All of this construction is part of a project to upgrade aging infrastructure at Los Alamos. It's not actually part of the larger phenomenon called "complex transformation," although it will play into it, Martz said.
Complex
transformation is a departmentwide plan to update and consolidate the country's national laboratory system to make it more efficient.
And several activist groups have said they're worried about that plan because they think it could add more nuclear contamination to the environment around the lab, and Los Alamos will use it as an excuse to build a new generation of more powerful nuclear weapons.
But that's not really the objective, Martz said.
What people don't understand about the complex transformation concept is that the goal is to have a lot fewer nuclear weapons in the stockpile. "I want to get rid of nuclear weapons," Martz said. "A lot of people are surprised to hear me say that."
Under that plan, which is in the public comment phase right now, activities across the Department of Energy complex will shrink. Los Alamos will become a plutonium and supercomputing "center of excellence," which means it will be the main place to go for those activities.
And overall, the goal is to decrease the nuclear weapons staff in the complex by 20 percent, he said, adding at LANL, a lot of those people will just move to other areas.
"During the Cold War, activities were spread out across the complex, and duplicated, because it made things safer in an attack," Martz said. "We don't need to do that anymore, so now we're consolidating."
Nuclear weapons scientists often note the weapons are most effective as a deterrent, a warning to other countries it might not be wise to attack us, he said.
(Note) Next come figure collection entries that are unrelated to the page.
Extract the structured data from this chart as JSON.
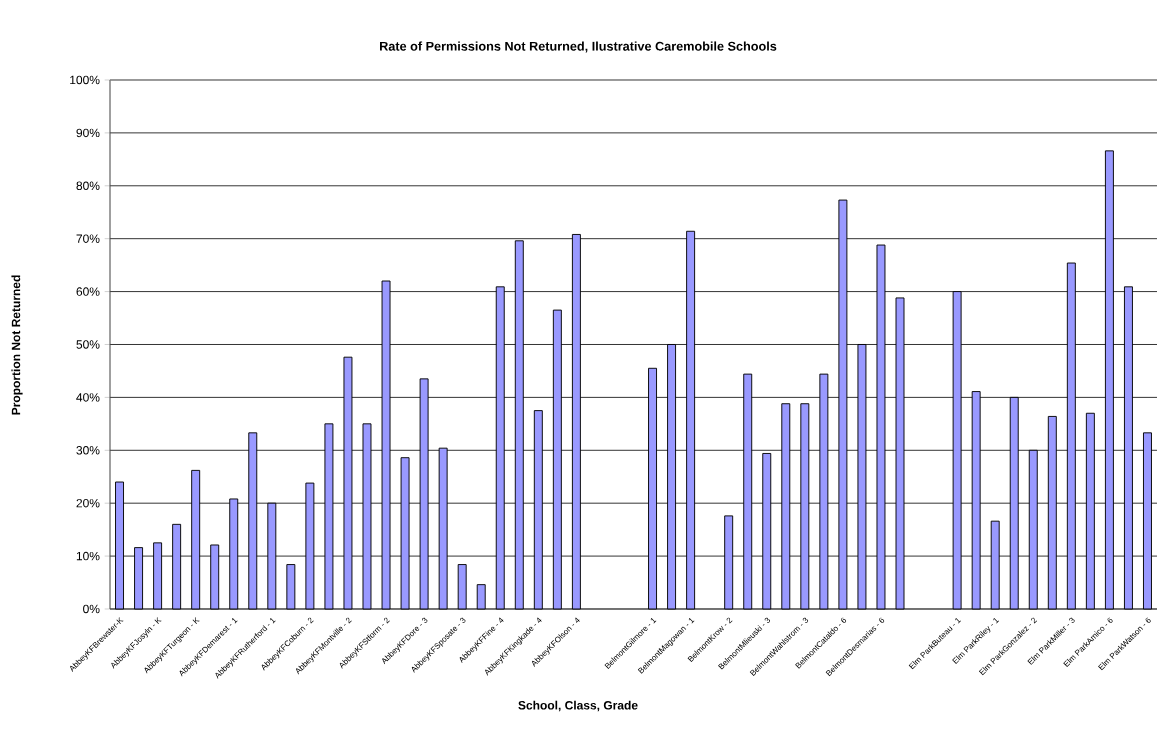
{
  "chart_data": {
    "type": "bar",
    "title": "Rate of Permissions Not Returned, Ilustrative Caremobile Schools",
    "xlabel": "School, Class, Grade",
    "ylabel": "Proportion Not Returned",
    "categories": [
      "AbbeyKFBrewster-K",
      null,
      "AbbeyKFJosyln - K",
      null,
      "AbbeyKFTurgeon - K",
      null,
      "AbbeyKFDemarest - 1",
      null,
      "AbbeyKFRutherford - 1",
      null,
      "AbbeyKFCoburn - 2",
      null,
      "AbbeyKFMontville - 2",
      null,
      "AbbeyKFStform - 2",
      null,
      "AbbeyKFDore - 3",
      null,
      "AbbeyKFSposate - 3",
      null,
      "AbbeyKFFine - 4",
      null,
      "AbbeyKFKingkade - 4",
      null,
      "AbbeyKFOlson - 4",
      null,
      null,
      null,
      "BelmontGilmore - 1",
      null,
      "BelmontMagowan - 1",
      null,
      "BelmontKrow - 2",
      null,
      "BelmontMlieuski - 3",
      null,
      "BelmontWahlstrom - 3",
      null,
      "BelmontCataldo - 6",
      null,
      "BelmontDesmarias - 6",
      null,
      null,
      null,
      "Elm ParkButeau - 1",
      null,
      "Elm ParkRiley - 1",
      null,
      "Elm ParkGonzalez - 2",
      null,
      "Elm ParkMiller - 3",
      null,
      "Elm ParkAmico - 6",
      null,
      "Elm ParkWatson - 6"
    ],
    "values": [
      24.0,
      11.6,
      12.5,
      16.0,
      26.2,
      12.1,
      20.8,
      33.3,
      20.0,
      8.4,
      23.8,
      35.0,
      47.6,
      35.0,
      62.0,
      28.6,
      43.5,
      30.4,
      8.4,
      4.6,
      60.9,
      69.6,
      37.5,
      56.5,
      70.8,
      null,
      null,
      null,
      45.5,
      50.0,
      71.4,
      null,
      17.6,
      44.4,
      29.4,
      38.8,
      38.8,
      44.4,
      77.3,
      50.0,
      68.8,
      58.8,
      null,
      null,
      60.0,
      41.1,
      16.6,
      40.0,
      30.0,
      36.4,
      65.4,
      37.0,
      86.6,
      60.9,
      33.3
    ],
    "color": "#9999ff",
    "ylim": [
      0,
      100
    ],
    "yticks": [
      {
        "value": 0,
        "label": "0%"
      },
      {
        "value": 10,
        "label": "10%"
      },
      {
        "value": 20,
        "label": "20%"
      },
      {
        "value": 30,
        "label": "30%"
      },
      {
        "value": 40,
        "label": "40%"
      },
      {
        "value": 50,
        "label": "50%"
      },
      {
        "value": 60,
        "label": "60%"
      },
      {
        "value": 70,
        "label": "70%"
      },
      {
        "value": 80,
        "label": "80%"
      },
      {
        "value": 90,
        "label": "90%"
      },
      {
        "value": 100,
        "label": "100%"
      }
    ],
    "grid": "y"
  }
}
But nobody really wants to use them, he said. So the new plan is not to make more of them, but to be
able to make more of them if it's necessary, he said.
"That's another thing people don't understand about pits here," Martz said. "We need to demonstrate that we can make 50 to 80 pits a year, but that certainly doesn't mean we will make that many — it just means we have to be
capable of it."
In fact,
the nation's stockpile
has already dropped from 35,000 during the Cold War to about 2,500 weapons, and it should drop even more, although Martz doesn't know how much more. "That's above my pay grade," he said with a laugh.
The old mass-production of nuclear weapons from the Cold War was aimed at destroying Soviet tank columns. The U.S. decided it was cheaper to make lots of nuclear weapons to destroy them rather than making lots of tanks to meet them head-on, Martz said. "So actually, at the time, making lots of weapons saved the U.S. money," he said.
The trick in the new complex will be to add the capability of making a new stockpile to meet an emerging threat within five years — but not to actually make it, he said.
That's also why the Department of Energy wants to work on new nuclear weapons called Reliable Replacement Warheads, even though Congress has told them not to, Martz said.
"RRW is about stockpile transformation, and it has benefits," Martz said. "I think those (benefits) have been lost in the debate. Legacy weapons (like those in the current stockpile) are difficult to build and difficult to work with. If we can remove those problems, it makes complex transformation a lot easier to deal with."
But with or without new weapons designs, and even with or without complex transformation making it through public hearings, the CMRR will continue, he said. "Either way, we'll still need these facilities," Martz said.
Contact Sue Vorenberg at svorenberg@sfnewmexican.com.IF YOU GO
The Department of Energy will hold public hearings in New Mexico on its proposed complex transformation process this week.
Here's where you can attend and share your views:
TODAY: Albuquerque Convention Center, 401 2nd St. N.W., 11 a.m. to 3 p.m. and 6 to 10 p.m.
WEDNESDAY: Los Alamos, Hilltop House, 400 Trinity Drive at Central, 6 to 10 p.m.
THURSDAY: Los Alamos, Hilltop House, 11 a.m. to 3 p.m.
THURSDAY: Santa Fe, Genoveva Chavez Community Center, 3221 Rodeo Road, 6 to 10 p.m.
MARCH 27: Española, San Gabriel Mision y Convento, Plaza de Española, 1 Calle de Las Españolas, 6 p.m. to 10 p.m.
More information is available online at www.complextransformationspeis.com.